In England, the EPL is richer and more powerful than the FA. The EPL Chairman does not go around with the English FA to market or for any purpose whatsoever. Each body runs its own business and manages its revenues. Each club also does their independent business and gets its share of the sponsorship money and bonuses at the end of each season. The EPL Chairman cannot be involved in the finances of the FA, and become a subject of interrogation and financial investigations of the FA. 

The EPL does not run the business of any of the clubs on their behalf. The clubs own and run their stadia, their ticketing, their branding, their marketing, their advertisements, their endorsements, their travels, their security, independently.
That’s why they are private companies. The LMC has been, with good intentions, overreaching itself.The LMC should set the benchmarks only for clubs, organize the matches, negotiate the league sponsorship, pay the clubs their dues and bonuses as agreed by the clubs themselves, enforce the rules guidelines given to clubs, run and monitor the league and the clubs.
The LMC has been taking on more than it can conveniently chew. And it seems to be doing so in order to control the finances of the league – the sponsorship money.  It has, therefore, been taking on responsibilities that the clubs should handle on their own, and paying the bills, involving NFF members (Chairman of State FA’s who are NOT direct stakeholders in the Professional League) in its operations with the tar they bring, being involved in the NFF itself by occupying the position of Vice-President, paying salaries and monthly allowances to non-executive directors and the Chairman, and so on. 

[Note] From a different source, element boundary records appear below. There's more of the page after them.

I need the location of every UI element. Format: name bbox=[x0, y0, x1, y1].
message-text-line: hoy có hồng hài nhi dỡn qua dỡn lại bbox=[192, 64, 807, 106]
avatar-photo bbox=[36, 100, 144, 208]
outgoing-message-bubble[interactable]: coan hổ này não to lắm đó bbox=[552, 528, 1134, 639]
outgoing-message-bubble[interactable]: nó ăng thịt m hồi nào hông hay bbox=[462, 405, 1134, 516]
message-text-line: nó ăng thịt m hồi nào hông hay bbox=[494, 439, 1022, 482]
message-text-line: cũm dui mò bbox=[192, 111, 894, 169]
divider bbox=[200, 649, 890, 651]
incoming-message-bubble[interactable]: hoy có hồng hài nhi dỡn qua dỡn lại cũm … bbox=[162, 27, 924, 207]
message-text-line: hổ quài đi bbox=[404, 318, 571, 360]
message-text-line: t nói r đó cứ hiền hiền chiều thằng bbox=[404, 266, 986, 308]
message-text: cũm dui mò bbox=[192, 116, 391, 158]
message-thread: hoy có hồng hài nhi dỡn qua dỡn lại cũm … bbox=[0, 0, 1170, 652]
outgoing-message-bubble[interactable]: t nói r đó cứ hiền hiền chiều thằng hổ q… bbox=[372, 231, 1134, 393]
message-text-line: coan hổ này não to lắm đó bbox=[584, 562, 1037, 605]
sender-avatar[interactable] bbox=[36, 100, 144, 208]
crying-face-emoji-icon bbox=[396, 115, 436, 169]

It will indeed be interesting to find out the emoluments paid out by the LMC, and to whom within the company’s structure. The whole concept of the LMC as a registered company is new and, understandably, shrouded in unclear details. As a result, nobody is seriously interrogating the system and structures.

For the good of the game, that should be done. The original visionaries surely must have had good intentions, and must have run it the best way they could, but after five years everyone can now see that things could be better with the league, the clubs and the game on the football field. 
There is a need for a proper forensic audit of the structure and the operations of the LMC, to protect the reputation of its founders, stakeholders and managers, and to ensure that in the end everything is done to grow the game, grow the industry and ensure that the principal actors in all of this – the players – are well taken care of.